Looking down, she saw the old thought patterns working to protect the person they still saw as a helpless child. Denial, trying to memory-hole her pain because they were scared it couldn’t be processed. Blame, insisting she take full responsibility for her depression so she’d never feel it again. Fear demanded she be hypervigilant lest she become miserable forever this time. A tag team of juvenile survival instincts trying to run the same cowboy operation they always had.
She closed her eyes and inhaled.
“I see you,” she told the usual suspects. “Thanks for trying to protect me, but I’m a grown-up now. It’s okay.”
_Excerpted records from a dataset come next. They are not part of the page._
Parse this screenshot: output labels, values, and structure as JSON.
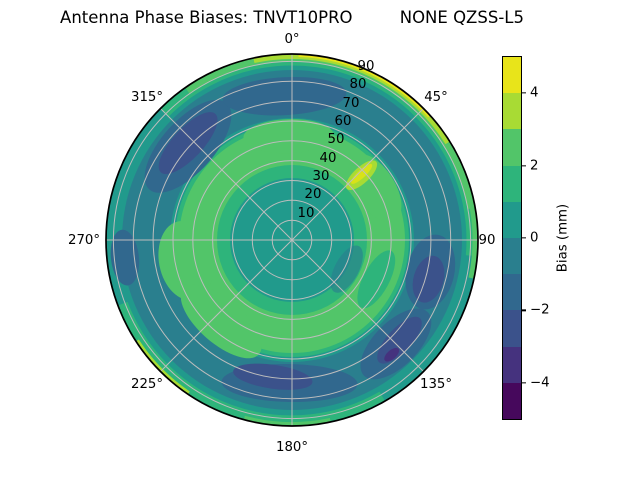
{
  "title": "Antenna Phase Biases: TNVT10PRO         NONE QZSS-L5",
  "polar": {
    "azimuth_labels": {
      "n": "0°",
      "ne": "45°",
      "e": "90",
      "se": "135°",
      "s": "180°",
      "sw": "225°",
      "w": "270°",
      "nw": "315°"
    },
    "radial_labels": [
      "10",
      "20",
      "30",
      "40",
      "50",
      "60",
      "70",
      "80",
      "90"
    ]
  },
  "colorbar": {
    "label": "Bias (mm)",
    "tick_labels": [
      "4",
      "2",
      "0",
      "−2",
      "−4"
    ],
    "tick_values": [
      4,
      2,
      0,
      -2,
      -4
    ],
    "range": [
      -5,
      5
    ],
    "band_colors_top_to_bottom": [
      "#e8e41a",
      "#a8db34",
      "#52c569",
      "#2eb47b",
      "#219a8c",
      "#2a7f8e",
      "#31688e",
      "#3b528b",
      "#45327e",
      "#46085c"
    ]
  },
  "palette": {
    "teal_base": "#219a8c",
    "teal_dark": "#2a7f8e",
    "steel_blue": "#31688e",
    "indigo": "#3b528b",
    "purple": "#45327e",
    "green_teal": "#2eb47b",
    "light_green": "#52c569",
    "yellow_green": "#a8db34",
    "chartreuse": "#d8e219",
    "yellow": "#e8e41a",
    "grid": "#bdbdbd",
    "outline": "#000000"
  },
  "chart_data": {
    "type": "heatmap",
    "projection": "polar",
    "title": "Antenna Phase Biases: TNVT10PRO   NONE QZSS-L5",
    "theta_zero": "north",
    "theta_direction": "clockwise",
    "theta_ticks_deg": [
      0,
      45,
      90,
      135,
      180,
      225,
      270,
      315
    ],
    "r_ticks": [
      10,
      20,
      30,
      40,
      50,
      60,
      70,
      80,
      90
    ],
    "r_max": 90,
    "value_label": "Bias (mm)",
    "value_range": [
      -5,
      5
    ],
    "contour_levels": [
      -5,
      -4,
      -3,
      -2,
      -1,
      0,
      1,
      2,
      3,
      4,
      5
    ],
    "colormap": "viridis",
    "colorbar_ticks": [
      -4,
      -2,
      0,
      2,
      4
    ],
    "legend_position": "right",
    "grid": true,
    "regions": [
      {
        "bias_mm": [
          0,
          1
        ],
        "where": "background field: center r<35 and thin ring r 58-62"
      },
      {
        "bias_mm": [
          2,
          3
        ],
        "where": "green annulus r 38-58 at most azimuths; bulges to r 70 at az 195-250 and 240-270"
      },
      {
        "bias_mm": [
          -1,
          0
        ],
        "where": "dark annulus r 62-85 all around"
      },
      {
        "bias_mm": [
          -2,
          -3
        ],
        "where": "patches inside dark annulus at az 290-335, 340-20, 150-210, 115-150, 95-120, 252-275"
      },
      {
        "bias_mm": [
          -3,
          -4
        ],
        "where": "small cores of the patches at az ~313, ~188, ~133, ~106"
      },
      {
        "bias_mm": [
          3,
          4
        ],
        "where": "outer rim az -12 to 58 deg, sliver at az 214-237, radial streak az ~47 r 40-55"
      },
      {
        "bias_mm": [
          4,
          5
        ],
        "where": "bright yellow rim arc az 2-48 deg, r>88"
      }
    ]
  }
}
She went to the kitchen and got herself a fresh bottle of lemon soda water, and when she caught sight of herself in the window, she smiled. Maybe she wasn’t exactly the same as she’d been before Simon, but she was still a hot redhead with big tits, and right now, that seemed a fine thing to be.
A thought that had been nudging at the corners of her mind for a couple of weeks prodded her hard. Glancing at her watch, she saw that it was almost midday. The movers were due in an hour, but Simon was napping, and his favourite nanny, Wendy, would be coming over soon. She could ask Wendy to answer the door for the moving guys. It wasn’t childcare, but it wasn’t a huge deal either. Especially since Wendy said she was happy to help with things like that.
But what if it was rude?
Beth had mostly gotten used to working while she had help, but did she have the strength not to write, clean or pack? Could she take advantage of the nanny being here to go out and do something frivolous?
Again, she pulled herself upward and stared down at the guilt that said she needed to spend her whole life working or she was a selfish cunt.
“Thanks for trying to protect me,” she whispered. “But I think I’m going to go out. I’ve done enough work for today. It’ll be nice to have some fun.”